Researchers: Johan Åkesson, Carl Laird (Texas A&M University, TX, USA)

Optimization is used extensively in many contexts in control engineering. Applications include design optimization to develop optimal processes, set-point optimization to minimize raw material and energy consumption, and on-line optimal control strategies such as Model Predictive Control (MPC). As systems are becoming increasingly complex, the need for efficient computational methods is put into focus. 

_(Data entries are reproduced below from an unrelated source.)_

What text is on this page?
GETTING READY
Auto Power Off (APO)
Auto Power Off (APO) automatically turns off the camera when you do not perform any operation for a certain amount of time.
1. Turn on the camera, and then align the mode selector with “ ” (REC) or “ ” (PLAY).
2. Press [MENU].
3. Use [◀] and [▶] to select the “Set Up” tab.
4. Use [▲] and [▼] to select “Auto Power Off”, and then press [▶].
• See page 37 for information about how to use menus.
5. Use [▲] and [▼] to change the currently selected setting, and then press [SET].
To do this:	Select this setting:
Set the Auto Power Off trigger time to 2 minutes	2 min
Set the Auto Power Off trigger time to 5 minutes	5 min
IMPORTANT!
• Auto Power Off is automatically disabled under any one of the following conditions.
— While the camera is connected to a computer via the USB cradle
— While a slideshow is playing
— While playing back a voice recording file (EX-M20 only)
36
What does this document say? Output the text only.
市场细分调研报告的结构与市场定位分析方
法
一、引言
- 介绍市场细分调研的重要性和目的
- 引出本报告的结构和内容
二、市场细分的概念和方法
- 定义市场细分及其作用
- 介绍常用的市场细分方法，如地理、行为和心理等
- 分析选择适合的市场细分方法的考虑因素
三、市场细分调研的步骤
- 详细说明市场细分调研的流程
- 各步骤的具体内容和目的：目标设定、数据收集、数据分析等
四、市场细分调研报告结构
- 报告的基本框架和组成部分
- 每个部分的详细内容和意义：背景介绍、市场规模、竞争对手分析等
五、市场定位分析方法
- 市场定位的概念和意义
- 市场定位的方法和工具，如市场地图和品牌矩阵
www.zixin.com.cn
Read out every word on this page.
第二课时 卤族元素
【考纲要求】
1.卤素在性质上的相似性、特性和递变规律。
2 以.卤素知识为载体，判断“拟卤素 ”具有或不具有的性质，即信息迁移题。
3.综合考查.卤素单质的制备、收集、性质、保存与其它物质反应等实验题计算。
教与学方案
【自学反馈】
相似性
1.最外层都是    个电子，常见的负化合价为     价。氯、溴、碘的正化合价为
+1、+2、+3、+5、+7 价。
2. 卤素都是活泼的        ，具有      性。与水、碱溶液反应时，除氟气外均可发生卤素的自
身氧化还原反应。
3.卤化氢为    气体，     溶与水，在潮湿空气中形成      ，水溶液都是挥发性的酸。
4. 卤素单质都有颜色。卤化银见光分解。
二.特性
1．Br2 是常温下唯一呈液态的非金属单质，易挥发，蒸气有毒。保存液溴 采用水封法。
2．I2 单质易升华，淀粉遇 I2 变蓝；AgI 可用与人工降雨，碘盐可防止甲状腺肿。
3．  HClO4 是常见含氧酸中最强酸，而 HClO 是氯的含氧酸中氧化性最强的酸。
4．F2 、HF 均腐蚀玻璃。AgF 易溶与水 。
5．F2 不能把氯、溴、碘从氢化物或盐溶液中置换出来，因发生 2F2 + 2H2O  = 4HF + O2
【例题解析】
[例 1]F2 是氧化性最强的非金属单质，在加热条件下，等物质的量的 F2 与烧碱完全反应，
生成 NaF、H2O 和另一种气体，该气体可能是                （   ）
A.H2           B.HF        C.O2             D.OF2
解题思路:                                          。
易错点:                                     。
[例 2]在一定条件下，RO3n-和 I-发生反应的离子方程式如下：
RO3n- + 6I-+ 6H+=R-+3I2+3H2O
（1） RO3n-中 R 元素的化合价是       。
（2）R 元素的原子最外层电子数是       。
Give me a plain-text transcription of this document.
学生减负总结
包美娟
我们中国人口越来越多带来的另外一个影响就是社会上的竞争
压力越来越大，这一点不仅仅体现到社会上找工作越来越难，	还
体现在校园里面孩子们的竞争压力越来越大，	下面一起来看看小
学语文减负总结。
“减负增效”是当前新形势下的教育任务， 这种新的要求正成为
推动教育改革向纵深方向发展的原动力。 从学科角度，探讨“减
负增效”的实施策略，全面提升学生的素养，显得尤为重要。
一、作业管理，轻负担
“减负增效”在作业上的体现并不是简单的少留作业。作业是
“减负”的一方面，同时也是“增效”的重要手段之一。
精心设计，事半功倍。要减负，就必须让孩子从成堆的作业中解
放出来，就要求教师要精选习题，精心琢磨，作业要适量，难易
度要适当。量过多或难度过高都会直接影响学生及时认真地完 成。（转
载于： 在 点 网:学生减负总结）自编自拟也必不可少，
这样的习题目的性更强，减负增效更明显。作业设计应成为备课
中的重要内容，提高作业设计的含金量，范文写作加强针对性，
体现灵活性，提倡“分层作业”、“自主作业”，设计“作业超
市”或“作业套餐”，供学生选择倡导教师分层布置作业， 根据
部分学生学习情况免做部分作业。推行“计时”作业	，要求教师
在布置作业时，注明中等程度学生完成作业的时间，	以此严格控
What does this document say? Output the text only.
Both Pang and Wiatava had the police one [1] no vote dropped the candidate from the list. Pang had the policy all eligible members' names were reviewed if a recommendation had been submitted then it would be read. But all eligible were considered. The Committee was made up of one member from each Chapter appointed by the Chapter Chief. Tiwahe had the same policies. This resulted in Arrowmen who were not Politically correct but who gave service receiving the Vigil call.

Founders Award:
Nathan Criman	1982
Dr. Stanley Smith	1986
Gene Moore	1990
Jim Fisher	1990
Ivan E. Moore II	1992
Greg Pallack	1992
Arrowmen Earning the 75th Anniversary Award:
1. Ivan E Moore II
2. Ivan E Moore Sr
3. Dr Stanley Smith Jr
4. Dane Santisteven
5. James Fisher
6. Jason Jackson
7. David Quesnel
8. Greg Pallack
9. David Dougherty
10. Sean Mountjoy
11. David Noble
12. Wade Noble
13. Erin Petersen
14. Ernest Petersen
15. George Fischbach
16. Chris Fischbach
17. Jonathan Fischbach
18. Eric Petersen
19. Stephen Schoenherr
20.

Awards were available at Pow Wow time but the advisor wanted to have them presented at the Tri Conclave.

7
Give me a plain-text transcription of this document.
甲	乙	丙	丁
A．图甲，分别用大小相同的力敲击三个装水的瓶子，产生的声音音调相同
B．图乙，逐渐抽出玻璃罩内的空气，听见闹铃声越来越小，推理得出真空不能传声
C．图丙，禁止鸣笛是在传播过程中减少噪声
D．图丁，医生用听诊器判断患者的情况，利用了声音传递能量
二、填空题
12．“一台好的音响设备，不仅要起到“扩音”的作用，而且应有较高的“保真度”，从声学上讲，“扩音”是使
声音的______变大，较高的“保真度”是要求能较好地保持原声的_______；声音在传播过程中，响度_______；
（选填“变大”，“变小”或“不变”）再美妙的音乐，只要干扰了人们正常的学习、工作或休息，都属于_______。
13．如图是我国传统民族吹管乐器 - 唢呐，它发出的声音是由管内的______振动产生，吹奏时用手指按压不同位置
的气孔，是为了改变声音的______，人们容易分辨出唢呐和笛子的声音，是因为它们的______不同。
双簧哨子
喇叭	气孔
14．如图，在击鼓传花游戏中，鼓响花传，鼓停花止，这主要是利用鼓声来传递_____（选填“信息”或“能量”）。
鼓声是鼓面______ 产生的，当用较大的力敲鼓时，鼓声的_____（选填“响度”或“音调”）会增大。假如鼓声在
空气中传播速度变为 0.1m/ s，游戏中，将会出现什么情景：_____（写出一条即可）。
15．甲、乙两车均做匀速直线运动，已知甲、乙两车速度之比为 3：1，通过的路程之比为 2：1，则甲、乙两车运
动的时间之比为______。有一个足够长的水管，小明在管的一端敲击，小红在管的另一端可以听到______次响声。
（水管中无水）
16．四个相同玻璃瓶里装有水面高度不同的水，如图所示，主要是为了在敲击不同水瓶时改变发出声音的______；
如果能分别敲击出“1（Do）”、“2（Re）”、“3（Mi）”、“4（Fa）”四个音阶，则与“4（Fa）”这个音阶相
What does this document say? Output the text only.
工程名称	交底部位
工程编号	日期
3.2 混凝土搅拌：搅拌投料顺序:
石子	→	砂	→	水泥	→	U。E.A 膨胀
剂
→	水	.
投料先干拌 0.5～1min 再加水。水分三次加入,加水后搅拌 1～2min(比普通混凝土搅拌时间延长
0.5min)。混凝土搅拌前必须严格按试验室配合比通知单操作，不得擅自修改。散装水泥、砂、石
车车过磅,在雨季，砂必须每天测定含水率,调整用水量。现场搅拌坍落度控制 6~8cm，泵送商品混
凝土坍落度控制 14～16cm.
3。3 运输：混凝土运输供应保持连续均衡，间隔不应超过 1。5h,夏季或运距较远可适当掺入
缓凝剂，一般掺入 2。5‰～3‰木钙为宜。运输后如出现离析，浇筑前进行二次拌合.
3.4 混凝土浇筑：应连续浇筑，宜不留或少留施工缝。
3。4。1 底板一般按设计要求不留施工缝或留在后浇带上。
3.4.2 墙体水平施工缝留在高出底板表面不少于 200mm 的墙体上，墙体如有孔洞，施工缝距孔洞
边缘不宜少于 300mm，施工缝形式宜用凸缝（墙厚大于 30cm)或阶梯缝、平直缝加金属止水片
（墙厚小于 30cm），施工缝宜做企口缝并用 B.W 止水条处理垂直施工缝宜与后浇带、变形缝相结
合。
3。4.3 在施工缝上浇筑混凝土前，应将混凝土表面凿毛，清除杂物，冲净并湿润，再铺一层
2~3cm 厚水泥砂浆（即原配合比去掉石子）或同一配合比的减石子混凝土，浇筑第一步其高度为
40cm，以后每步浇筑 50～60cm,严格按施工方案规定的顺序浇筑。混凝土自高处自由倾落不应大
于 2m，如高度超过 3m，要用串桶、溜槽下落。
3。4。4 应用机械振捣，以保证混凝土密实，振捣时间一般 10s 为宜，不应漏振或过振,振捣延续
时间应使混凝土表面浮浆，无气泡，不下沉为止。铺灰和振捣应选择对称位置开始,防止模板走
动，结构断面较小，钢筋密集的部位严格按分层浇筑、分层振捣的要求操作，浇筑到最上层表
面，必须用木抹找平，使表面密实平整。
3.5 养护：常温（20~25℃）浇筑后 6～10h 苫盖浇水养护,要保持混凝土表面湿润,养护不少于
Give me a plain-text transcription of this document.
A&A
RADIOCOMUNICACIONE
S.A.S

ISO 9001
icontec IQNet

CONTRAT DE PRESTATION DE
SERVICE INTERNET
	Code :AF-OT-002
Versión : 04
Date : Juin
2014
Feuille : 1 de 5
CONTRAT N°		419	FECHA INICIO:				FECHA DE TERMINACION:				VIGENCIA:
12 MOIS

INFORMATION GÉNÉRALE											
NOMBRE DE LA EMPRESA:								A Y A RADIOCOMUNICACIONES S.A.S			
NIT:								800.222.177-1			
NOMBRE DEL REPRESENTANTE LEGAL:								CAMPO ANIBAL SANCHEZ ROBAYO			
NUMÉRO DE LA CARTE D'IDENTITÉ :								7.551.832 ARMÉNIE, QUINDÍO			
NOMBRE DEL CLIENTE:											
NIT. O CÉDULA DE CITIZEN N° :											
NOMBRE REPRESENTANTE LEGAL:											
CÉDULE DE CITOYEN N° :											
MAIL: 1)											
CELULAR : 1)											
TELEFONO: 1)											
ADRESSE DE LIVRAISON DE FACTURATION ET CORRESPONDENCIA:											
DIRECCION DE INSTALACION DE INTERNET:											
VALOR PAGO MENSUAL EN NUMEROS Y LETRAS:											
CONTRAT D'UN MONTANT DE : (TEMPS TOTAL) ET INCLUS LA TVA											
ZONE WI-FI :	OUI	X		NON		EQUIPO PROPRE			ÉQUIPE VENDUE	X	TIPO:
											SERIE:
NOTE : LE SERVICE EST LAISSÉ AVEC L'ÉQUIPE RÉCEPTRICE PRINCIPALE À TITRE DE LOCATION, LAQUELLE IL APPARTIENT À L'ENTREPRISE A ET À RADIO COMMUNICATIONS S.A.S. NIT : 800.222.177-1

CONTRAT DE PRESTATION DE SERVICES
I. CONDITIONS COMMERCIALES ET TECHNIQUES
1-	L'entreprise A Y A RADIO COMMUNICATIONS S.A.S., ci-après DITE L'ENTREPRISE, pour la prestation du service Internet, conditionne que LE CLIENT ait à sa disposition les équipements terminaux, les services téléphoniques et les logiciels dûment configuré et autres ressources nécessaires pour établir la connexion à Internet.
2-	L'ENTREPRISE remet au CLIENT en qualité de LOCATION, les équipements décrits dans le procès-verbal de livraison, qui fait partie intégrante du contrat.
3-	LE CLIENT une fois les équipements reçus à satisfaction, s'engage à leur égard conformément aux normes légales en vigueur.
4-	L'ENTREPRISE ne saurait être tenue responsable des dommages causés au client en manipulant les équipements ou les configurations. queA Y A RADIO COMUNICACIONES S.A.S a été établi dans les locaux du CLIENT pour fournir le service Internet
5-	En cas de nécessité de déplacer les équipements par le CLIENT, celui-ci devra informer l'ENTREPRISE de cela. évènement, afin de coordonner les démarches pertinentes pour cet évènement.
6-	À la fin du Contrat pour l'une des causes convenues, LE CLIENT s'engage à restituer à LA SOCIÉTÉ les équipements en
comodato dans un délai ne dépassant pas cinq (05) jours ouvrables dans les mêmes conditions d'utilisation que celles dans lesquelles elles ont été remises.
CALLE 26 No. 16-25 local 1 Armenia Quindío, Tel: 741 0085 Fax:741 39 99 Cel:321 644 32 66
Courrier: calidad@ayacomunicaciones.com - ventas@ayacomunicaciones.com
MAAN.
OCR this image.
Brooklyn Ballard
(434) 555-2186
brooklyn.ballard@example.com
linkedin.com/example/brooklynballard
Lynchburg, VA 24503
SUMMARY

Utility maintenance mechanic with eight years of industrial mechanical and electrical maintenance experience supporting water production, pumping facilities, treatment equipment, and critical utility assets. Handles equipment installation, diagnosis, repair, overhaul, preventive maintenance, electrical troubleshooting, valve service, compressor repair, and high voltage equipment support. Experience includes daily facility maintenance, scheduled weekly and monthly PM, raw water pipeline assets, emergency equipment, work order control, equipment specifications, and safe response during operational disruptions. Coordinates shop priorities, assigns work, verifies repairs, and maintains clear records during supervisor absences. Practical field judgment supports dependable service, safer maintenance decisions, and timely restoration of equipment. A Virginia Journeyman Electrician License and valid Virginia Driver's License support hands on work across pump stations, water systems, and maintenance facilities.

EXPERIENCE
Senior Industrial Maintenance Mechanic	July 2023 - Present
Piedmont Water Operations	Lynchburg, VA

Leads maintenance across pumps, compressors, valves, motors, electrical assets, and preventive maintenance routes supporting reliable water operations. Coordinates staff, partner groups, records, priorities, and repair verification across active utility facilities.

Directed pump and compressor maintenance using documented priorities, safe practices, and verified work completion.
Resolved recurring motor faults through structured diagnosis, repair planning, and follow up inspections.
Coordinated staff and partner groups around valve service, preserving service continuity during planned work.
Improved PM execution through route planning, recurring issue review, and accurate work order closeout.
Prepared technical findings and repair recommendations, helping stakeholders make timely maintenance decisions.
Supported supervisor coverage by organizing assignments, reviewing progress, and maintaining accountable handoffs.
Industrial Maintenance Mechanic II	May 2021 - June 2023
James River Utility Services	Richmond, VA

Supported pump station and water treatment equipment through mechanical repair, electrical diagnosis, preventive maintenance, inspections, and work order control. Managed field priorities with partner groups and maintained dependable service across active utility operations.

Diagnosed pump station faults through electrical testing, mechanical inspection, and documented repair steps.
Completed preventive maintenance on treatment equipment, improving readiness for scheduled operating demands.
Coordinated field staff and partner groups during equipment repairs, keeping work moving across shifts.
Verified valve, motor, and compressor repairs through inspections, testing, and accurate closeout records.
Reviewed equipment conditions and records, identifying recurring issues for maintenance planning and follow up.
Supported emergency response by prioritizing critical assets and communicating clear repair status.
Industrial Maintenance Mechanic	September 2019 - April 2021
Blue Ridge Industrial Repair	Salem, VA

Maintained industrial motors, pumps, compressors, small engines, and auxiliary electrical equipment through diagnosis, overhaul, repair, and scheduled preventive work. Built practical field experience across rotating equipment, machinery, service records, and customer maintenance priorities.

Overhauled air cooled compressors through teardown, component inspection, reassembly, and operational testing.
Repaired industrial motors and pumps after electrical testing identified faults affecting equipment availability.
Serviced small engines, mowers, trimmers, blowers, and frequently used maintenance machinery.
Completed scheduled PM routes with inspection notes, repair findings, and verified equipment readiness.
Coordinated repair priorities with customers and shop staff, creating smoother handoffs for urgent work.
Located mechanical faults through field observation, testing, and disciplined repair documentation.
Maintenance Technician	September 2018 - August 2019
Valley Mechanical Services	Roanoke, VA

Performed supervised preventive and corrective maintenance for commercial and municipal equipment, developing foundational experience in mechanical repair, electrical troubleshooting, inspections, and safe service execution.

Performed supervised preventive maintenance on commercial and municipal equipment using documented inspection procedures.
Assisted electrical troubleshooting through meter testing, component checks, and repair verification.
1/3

The proposed research project is motivated by Moore's law, which states that the maximum number of transistors that be fit into an Integrated Circuit to a reasonable cost is doubled every other year. For decades, Moore's law has been closely related to important performance measures, for example the computational power of processors found in desktop computers. During the last 3-4 years this situation has changed, however. While the number of transistors on an Integrated Circuit continues to increase rapidly, many software applications does not run at correspondingly higher execution speeds. The explanation is that modern processors are equipped with multiple cores. Also, the clock frequency, which directly affect execution speed, is increasing only moderately. Many applications are capable of utilizing only one core, and cannot benefit from the availability of multi-core architectures. 
In order to utilize more than one core, new methods and/or application of known methods in new contexts are needed. Such methods are typically specific for different application areas. In the field of dynamic optimization, development of parallel and distributed methods is essential in order to efficiently meet the challenges outlined above. In principle, there are two different scenarios that require attention. In the first scenario, the main challenge is the complexity of the problem. In this case, decomposition and parallelization is important in order to obtain manageable subproblems to distribute amongst the available cores. In the second scenario, the complexity of the problem may be moderate, but the computation time is critical. For example, MPC falls into this category. In this case, parallel algorithms are needed in order to fully explore the computational power of multi-core architectures and thereby reduce computation times.



Carl Laird, Angelica Wong, Johan Åkesson: "Parallel Solution of Large-Scale Dynamic Optimization Problems". In 21st European Symposium on Computer-Aided Process Engineering, May 2011.